People often ask me "How did you learn how to hack?" The answer: by reading. This page is a collection of the blog posts and other articles that I have accumulated over the years of my journey. Enjoy!

Basic HTTP Authentication Risk: Uncovering pyspider Vulnerabilities- 1485

Yaniv Nizry - Sonar SourcePosted 1 Year Ago
  • pyspider is a web crawling framework. It has a standalone and locally hosted website. pyspider has a flag for using authentication and not using authentication. With authentication turned on, it uses Basic Auth - the username and password prompt from the browser.
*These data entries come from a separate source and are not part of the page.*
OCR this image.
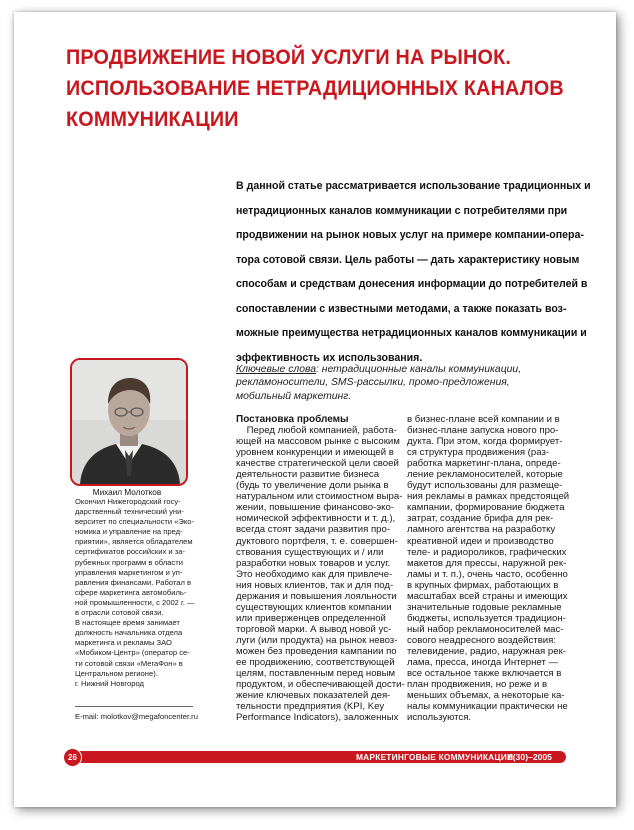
ПРОДВИЖЕНИЕ НОВОЙ УСЛУГИ НА РЫНОК.
ИСПОЛЬЗОВАНИЕ НЕТРАДИЦИОННЫХ КАНАЛОВ
КОММУНИКАЦИИ
В данной статье рассматривается использование традиционных и
нетрадиционных каналов коммуникации с потребителями при
продвижении на рынок новых услуг на примере компании-опера-
тора сотовой связи. Цель работы — дать характеристику новым
способам и средствам донесения информации до потребителей в
сопоставлении с известными методами, а также показать воз-
можные преимущества нетрадиционных каналов коммуникации и
эффективность их использования.
Ключевые слова: нетрадиционные каналы коммуникации, рекламоносители, SMS-рассылки, промо-предложения, мобильный маркетинг.
Михаил Молотков
Окончил Нижегородский госу-
дарственный технический уни-
верситет по специальности «Эко-
номика и управление на пред-
приятии», является обладателем
сертификатов российских и за-
рубежных программ в области
управления маркетингом и уп-
равления финансами. Работал в
сфере маркетинга автомобиль-
ной промышленности, с 2002 г. —
в отрасли сотовой связи.
В настоящее время занимает
должность начальника отдела
маркетинга и рекламы ЗАО
«Мобиком-Центр» (оператор се-
ти сотовой связи «МегаФон» в
Центральном регионе).
г. Нижний Новгород
E-mail: molotkov@megafoncenter.ru
Постановка проблемы
Перед любой компанией, работа-
ющей на массовом рынке с высоким
уровнем конкуренции и имеющей в
качестве стратегической цели своей
деятельности развитие бизнеса
(будь то увеличение доли рынка в
натуральном или стоимостном выра-
жении, повышение финансово-эко-
номической эффективности и т. д.),
всегда стоят задачи развития про-
дуктового портфеля, т. е. совершен-
ствования существующих и / или
разработки новых товаров и услуг.
Это необходимо как для привлече-
ния новых клиентов, так и для под-
держания и повышения лояльности
существующих клиентов компании
или приверженцев определенной
торговой марки. А вывод новой ус-
луги (или продукта) на рынок невоз-
можен без проведения кампании по
ее продвижению, соответствующей
целям, поставленным перед новым
продуктом, и обеспечивающей дости-
жение ключевых показателей дея-
тельности предприятия (KPI, Key
Performance Indicators), заложенных
в бизнес-плане всей компании и в
бизнес-плане запуска нового про-
дукта. При этом, когда формирует-
ся структура продвижения (раз-
работка маркетинг-плана, опреде-
ление рекламоносителей, которые
будут использованы для размеще-
ния рекламы в рамках предстоящей
кампании, формирование бюджета
затрат, создание брифа для рек-
ламного агентства на разработку
креативной идеи и производство
теле- и радиороликов, графических
макетов для прессы, наружной рек-
ламы и т. п.), очень часто, особенно
в крупных фирмах, работающих в
масштабах всей страны и имеющих
значительные годовые рекламные
бюджеты, используется традицион-
ный набор рекламоносителей мас-
сового неадресного воздействия:
телевидение, радио, наружная рек-
лама, пресса, иногда Интернет —
все остальное также включается в
план продвижения, но реже и в
меньших объемах, а некоторые ка-
налы коммуникации практически не
используются.
26	МАРКЕТИНГОВЫЕ КОММУНИКАЦИИ
6(30)–2005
  • When submitting a cross-domain request with cookies, the cookies are automatically attached to the request. At least, before the creation of the SameSite cookie flag. Additionally, there is a pre-flight request in many cases that would prevent CSRF. This works well for functionality but is scary for cross-site request forgery (CSRF) attacks, otherwise known as the session riding attack.
  • Browsers do not have any CSRF mitigations for Basic HTTP authentication. So, once you log in, all requests made will now include the credentials. If a malicious actor makes the call then it's a major issue for making calls. I'm unsure if the pre-flight request has any bearing here but I'd guess it does.
  • According to the author, it's trivial to pop a shell. The website has a request to execute arbitrary code. So, using a CSRF alongside this is leads to RCE. Sadly, the project is not longer maintained. Finding the security issue led to the project being archived. Regardless, this was completely new information to me on the Basic HTTP Authentication.